The chief executive’s epiphany has obviously hastened the car maker’s developmental work on the next generation of vehicles with a view towards Level 5 automation (the highest level or driverless, according to SAE International).

Notwithstanding the enthusiasm and earnest work put in by Toyota, advancing up the totem pole towards autonomous vehicles is a tough task because of the myriad of obvious liability issues should something goes wrong. Other potential trouble spots are the risk of hacking and data privacy issues. As proven by controlled tests years ago, today’s advanced cars can be remotely hacked into — with potentially disastrous results. A past Fortune article quoted researchers who called today’s vehicles “computers on wheels that crafty hackers can penetrate under the right circumstances.” Meanwhile, if a vehicle has the ability to amass data about its owner, someone might be able to maliciously hack into this treasure trove.

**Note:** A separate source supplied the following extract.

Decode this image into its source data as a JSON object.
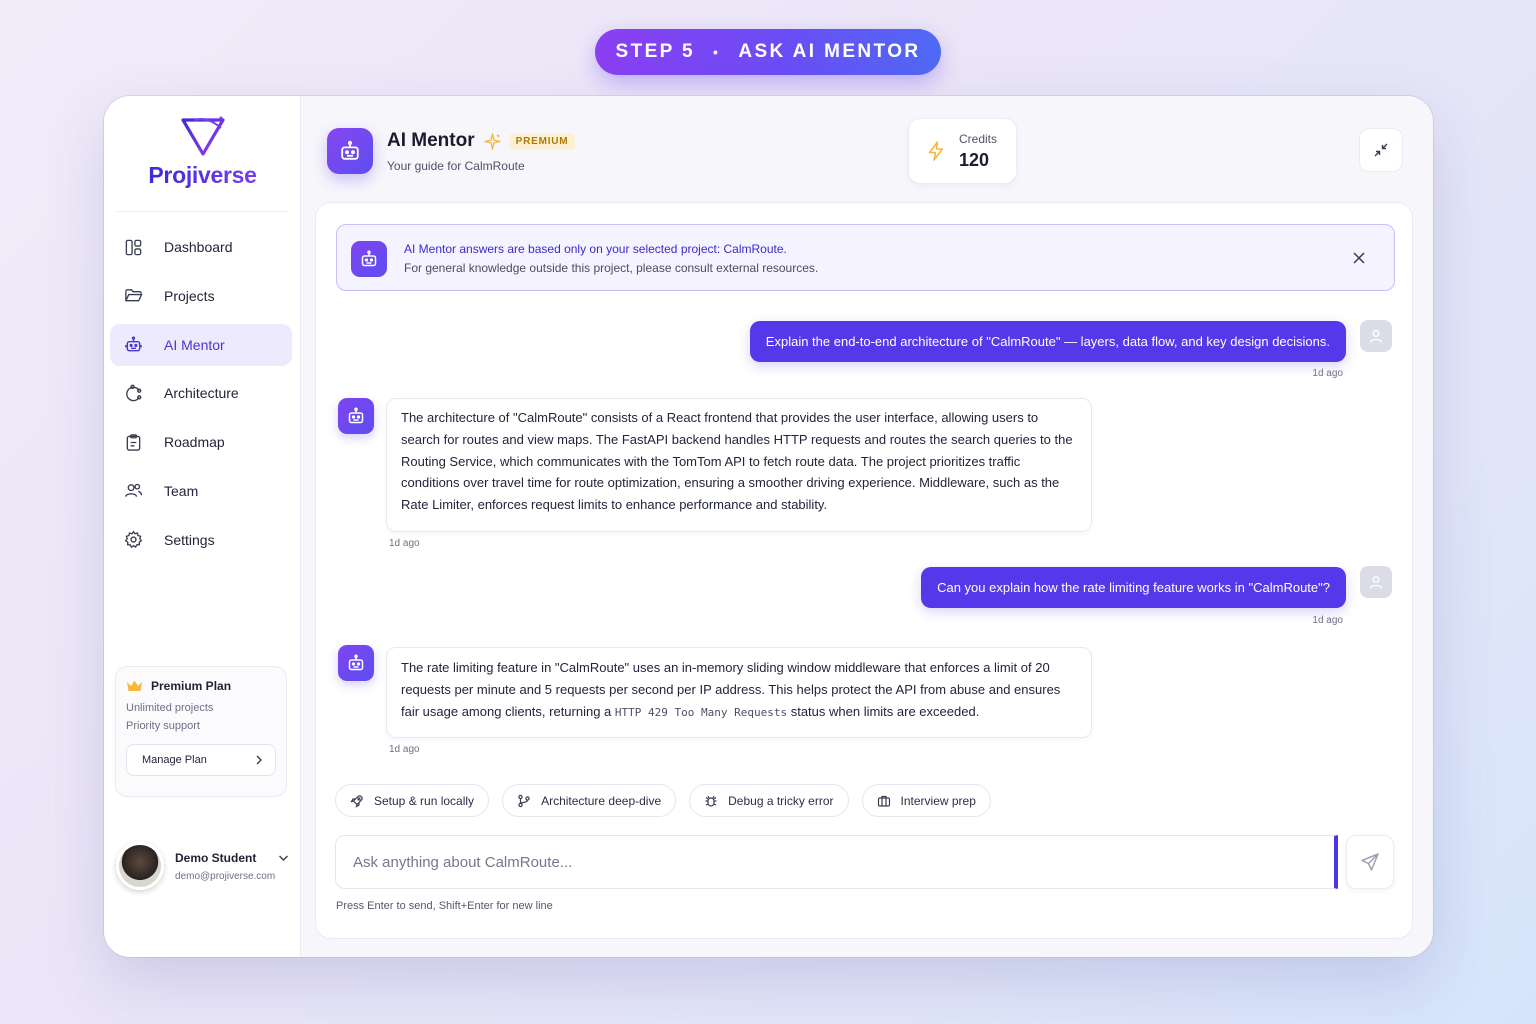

Which is why Toyota is going about the task at hand very deliberately, remembering to cross the “ts” and dot the “is.” The company also works under no illusions as it reminds people not to “over trust” the technology even as while learning to love it. Still, the endgame is clear — “an ideal traffic society without accidents.”

Concluded Mr. Toyoda; “In this race to autonomy, we believe in one thing above all: safety first.”